Artist: The Myriad
If you like: Muse, Cold Play, The Killers
The Myriad’s You Can’t Trust a Ladder is an album that so effectively executes it’s genre of Euro Pop Rock that you would think they are invading from London rather than the grunge rock capital of Seattle. It is incredibly refreshing to have an album that technically and artistically fits in with the likes of Coldplay, The Killers, and Muse but is written, produced, and executed by Christian artists. You Can’t Trust a Ladder is just one of the albums. After the first ten seconds I could tell that this album would be overworking my poor little iPod.

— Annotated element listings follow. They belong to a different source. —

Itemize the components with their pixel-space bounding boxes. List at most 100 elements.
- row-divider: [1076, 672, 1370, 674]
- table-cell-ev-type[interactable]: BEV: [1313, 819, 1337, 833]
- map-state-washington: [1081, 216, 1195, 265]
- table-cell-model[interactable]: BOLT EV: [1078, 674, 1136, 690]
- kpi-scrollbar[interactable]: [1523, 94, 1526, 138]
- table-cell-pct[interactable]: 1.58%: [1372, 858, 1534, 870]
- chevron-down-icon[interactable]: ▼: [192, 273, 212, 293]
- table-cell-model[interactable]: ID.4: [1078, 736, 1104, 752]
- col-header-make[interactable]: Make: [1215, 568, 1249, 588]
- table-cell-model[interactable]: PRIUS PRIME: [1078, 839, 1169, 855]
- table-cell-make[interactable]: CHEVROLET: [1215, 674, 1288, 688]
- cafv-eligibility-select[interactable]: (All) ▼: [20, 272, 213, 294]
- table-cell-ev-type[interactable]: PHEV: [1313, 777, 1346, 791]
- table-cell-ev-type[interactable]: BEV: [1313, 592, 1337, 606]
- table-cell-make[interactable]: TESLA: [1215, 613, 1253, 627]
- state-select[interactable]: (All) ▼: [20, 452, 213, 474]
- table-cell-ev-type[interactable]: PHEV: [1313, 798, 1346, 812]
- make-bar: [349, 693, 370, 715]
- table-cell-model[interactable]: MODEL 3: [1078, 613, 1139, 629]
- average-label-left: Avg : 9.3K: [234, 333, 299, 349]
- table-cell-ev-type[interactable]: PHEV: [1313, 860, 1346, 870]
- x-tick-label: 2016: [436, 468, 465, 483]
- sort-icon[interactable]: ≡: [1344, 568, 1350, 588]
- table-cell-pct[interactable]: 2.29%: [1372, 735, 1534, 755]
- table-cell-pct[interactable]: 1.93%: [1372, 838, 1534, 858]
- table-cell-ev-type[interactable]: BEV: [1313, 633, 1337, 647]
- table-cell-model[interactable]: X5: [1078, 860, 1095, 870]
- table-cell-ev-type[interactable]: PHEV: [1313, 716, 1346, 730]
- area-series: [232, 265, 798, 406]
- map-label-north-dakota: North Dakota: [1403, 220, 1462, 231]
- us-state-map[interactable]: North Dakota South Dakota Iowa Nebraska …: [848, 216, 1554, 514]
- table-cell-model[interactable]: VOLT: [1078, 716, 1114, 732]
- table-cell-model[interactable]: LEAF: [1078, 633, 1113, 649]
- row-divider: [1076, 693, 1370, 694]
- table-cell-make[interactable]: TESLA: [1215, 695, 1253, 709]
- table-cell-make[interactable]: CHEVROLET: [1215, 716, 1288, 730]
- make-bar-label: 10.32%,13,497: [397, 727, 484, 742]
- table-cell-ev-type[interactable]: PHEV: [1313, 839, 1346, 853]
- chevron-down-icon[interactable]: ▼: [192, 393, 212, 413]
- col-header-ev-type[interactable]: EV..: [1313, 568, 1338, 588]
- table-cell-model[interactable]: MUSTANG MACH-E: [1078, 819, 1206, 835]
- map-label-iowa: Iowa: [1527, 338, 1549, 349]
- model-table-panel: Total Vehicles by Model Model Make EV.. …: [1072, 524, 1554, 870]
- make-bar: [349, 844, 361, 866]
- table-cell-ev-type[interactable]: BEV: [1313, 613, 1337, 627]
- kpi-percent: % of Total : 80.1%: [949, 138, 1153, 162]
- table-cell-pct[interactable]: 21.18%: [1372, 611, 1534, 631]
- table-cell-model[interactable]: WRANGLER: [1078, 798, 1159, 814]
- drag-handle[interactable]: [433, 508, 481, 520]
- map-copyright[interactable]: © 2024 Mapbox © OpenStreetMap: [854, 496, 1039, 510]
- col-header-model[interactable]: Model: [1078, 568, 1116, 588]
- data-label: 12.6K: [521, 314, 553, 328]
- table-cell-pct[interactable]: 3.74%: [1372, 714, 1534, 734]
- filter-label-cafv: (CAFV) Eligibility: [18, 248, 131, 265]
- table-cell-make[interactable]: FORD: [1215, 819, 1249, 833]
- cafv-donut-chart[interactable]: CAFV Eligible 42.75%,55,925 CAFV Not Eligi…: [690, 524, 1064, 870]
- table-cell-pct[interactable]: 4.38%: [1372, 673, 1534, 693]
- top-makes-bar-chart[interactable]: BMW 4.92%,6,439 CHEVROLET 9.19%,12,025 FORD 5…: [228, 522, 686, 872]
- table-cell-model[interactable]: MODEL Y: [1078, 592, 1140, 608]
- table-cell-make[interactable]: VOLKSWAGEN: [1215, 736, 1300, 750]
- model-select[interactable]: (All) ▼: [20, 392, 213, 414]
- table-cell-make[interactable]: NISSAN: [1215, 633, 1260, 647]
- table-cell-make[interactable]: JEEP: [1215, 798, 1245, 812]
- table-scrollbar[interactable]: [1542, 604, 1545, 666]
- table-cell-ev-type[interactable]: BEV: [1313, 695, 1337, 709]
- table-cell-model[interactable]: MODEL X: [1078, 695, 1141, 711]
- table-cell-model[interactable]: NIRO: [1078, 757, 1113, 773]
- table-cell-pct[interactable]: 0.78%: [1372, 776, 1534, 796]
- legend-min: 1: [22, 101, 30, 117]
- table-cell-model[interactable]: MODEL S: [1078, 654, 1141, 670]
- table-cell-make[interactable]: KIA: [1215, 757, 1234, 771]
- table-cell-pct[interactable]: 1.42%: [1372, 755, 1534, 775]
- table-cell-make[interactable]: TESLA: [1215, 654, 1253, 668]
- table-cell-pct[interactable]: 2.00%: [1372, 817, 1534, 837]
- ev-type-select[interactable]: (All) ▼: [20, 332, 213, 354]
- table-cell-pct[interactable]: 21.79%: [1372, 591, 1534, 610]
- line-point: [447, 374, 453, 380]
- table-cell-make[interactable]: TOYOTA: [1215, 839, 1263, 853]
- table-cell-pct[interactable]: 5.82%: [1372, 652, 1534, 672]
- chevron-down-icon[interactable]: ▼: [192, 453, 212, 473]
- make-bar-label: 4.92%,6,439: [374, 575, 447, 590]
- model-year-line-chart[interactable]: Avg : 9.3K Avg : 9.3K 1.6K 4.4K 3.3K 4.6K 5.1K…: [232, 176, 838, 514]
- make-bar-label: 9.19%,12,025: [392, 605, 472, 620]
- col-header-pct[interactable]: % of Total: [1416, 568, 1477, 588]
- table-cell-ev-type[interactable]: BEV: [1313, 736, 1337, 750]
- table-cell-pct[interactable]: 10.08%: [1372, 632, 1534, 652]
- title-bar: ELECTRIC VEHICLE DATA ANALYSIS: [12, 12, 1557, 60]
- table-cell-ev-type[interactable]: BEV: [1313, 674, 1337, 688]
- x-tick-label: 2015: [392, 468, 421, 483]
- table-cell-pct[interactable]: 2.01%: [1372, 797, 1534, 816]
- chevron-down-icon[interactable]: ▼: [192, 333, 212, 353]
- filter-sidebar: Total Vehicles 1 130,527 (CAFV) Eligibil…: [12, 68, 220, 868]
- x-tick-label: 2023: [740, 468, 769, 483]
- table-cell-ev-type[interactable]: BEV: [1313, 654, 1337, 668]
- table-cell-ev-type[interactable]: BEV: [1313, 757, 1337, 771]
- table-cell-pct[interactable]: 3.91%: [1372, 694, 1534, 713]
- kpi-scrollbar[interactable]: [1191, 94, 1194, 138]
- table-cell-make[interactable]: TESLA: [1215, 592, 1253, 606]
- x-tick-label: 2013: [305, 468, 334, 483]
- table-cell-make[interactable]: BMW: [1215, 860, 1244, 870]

Melodic tones, falsetto and passion exude from Jeremy Edwardson’s lead vocals. One cannot help but be drawn into the subtle force of his voice. Every word is sung with intention and haunting delivery. One can definitely hear influences of modern Brit (Euro) Rock like Chris Martin of Coldplay, Matt Bellamy from Muse, or even a little Bono from U2, but certainly not at the expense of the individuality that belongs solely to The Myriad.
You Can’t Trust a Ladder’s artistic delivery is refined and “spot-on” (guess where I got that one), but not over-produced like so many albums tend to be. Credit for this goes to Aaron Marsh of Copeland who skillfully produced the album for The Myriad. Faint similarities with Marsh’s other ventures surface in the production of this work and all of them good. You Can’t Trust a Ladder evokes almost unsettling reflection (which is good for someone like me, who so readily seeks the comfortable).
Skillful layering of melodic guitar hooks, percussion that begs you to move, the above-mentioned vocals, and even electronic programming in some songs all blend to form a set that ranges from emotional ballads to almost dance-like tracks reminiscent of The Killers. Songs like “Tethered” will have you imagining you’re running through a dark forest filled with fog, while others like “Perfect Obligation” will encourage you to get up and dance, but in all of it never compromising the content and lyrical value. The Myriad may come off as ambiguous at times, intentionally asking the listener to find their own significance in each song, but one cannot deny the underlying hope in Christ that the members of the band rest in.
According to this reviewer, this album is definitely a must-have. For those of you out there looking for a band on par with some of today’s most successful modern Euro-Rock bands, but that doesn’t compromise lyrically, this is the band for you. The Myriad does what they do well, and I think it will probably be in my top five albums for their year.